Quando dici che lasciar andare è difficile, in molti casi non si tratta veramente
di lasciar andare, ma è il tentativo di camuffare qualcosa di molto più
basilare e allo stesso tempo sfuggente, e cioè l’avversione nei confronti dello
spiacevole ed il tentativo di eliminarlo.
Ovviamente in questi casi non si può che inscenare una lotta che sicuramente rafforzerà il ciò di cui vogliamo liberarci
Questo modo di lasciar andare inoltre non funziona per altri due motivi:
primo perché da un lato non è un vero lasciar andare, e secondo perché si vuole lasciar andare prima di aver fatto un esperienza piena di quell’emozione, sensazione, sentimento, ecc..
(Se vuoi approfondire l’argomento, puoi trovare altri spunti sulla pratica del “lasciar andare” qui)
Quello che è necessario comprendere è che non possiamo lasciar andare qualcosa di cui non facciamo pienamente esperienza.
Non possiamo lasciare un luogo che non abbiamo attraversato.
Non possiamo lasciar andare qualcosa senza prima averlo sentito pienamente.
Quindi possiamo riassumere sinteticamente così la pratica corretta:
“Prima sentire, poi lasciar andare”.
Dove quel sentire non è un sentire fugace prima di scansare, ma qualcosa che può anche durare molto a lungo, significa immergersi pienamente nell’esperienza, anche se difficile o spiacevole, viverla pienamente, lasciarla entrare nella carne, lasciarla muovere espandersi al proprio interno, essere intimi con essa.
Possiamo dire ancora meglio:
“prima sentire, poi sentire, poi sentire, poi ancora sentire, sentire, sentire……poi lasciar andare”
Arnoud Desjardin dice qualcosa di simile in “Aldilà dell’Io” quando afferma che
il vero jnana yoga (lo yoga della conoscenza) consista sostanzialmente in
questo: conoscere l’emozione direttamente.
Questa forma di conoscenza per intimità e adesione diretta, è di gran lunga più
importante della conoscenza dei testi sacri e degli insegnamenti filosofici.

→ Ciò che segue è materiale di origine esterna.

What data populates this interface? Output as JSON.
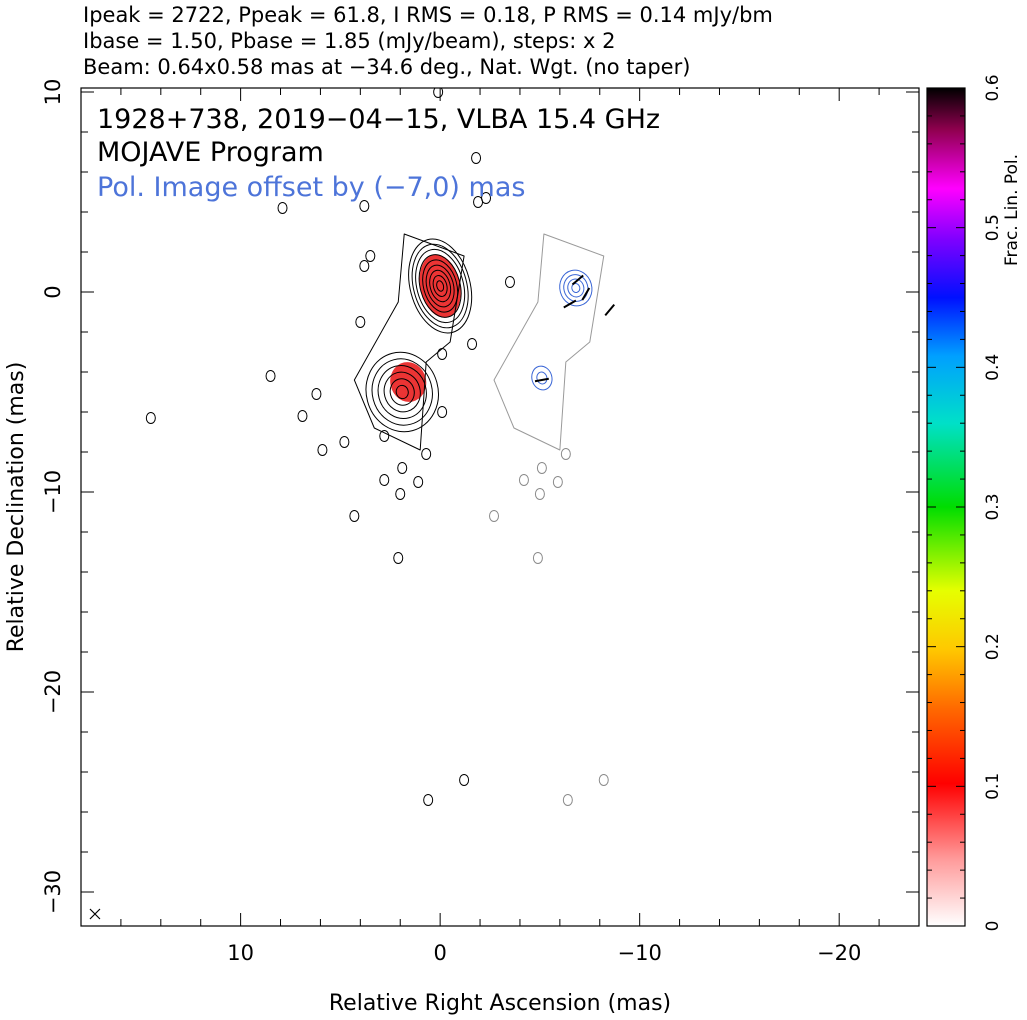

Conoscenza diretta dell’esperienza in atto senza filtri concettuali o
scappatoie spirituali.
Solo dopo questo “conoscere” può avvenire il lasciar andare, anzi probabilmente
avverrà quasi naturalmente senza sforzo, come processo naturale di estinzione
dei fenomeni.
Prima sentire, sentire a lungo e in profondità. Divenire
intimi con l’esperienza in atto.
Solo dopo, ma molto dopo, lasciar andare.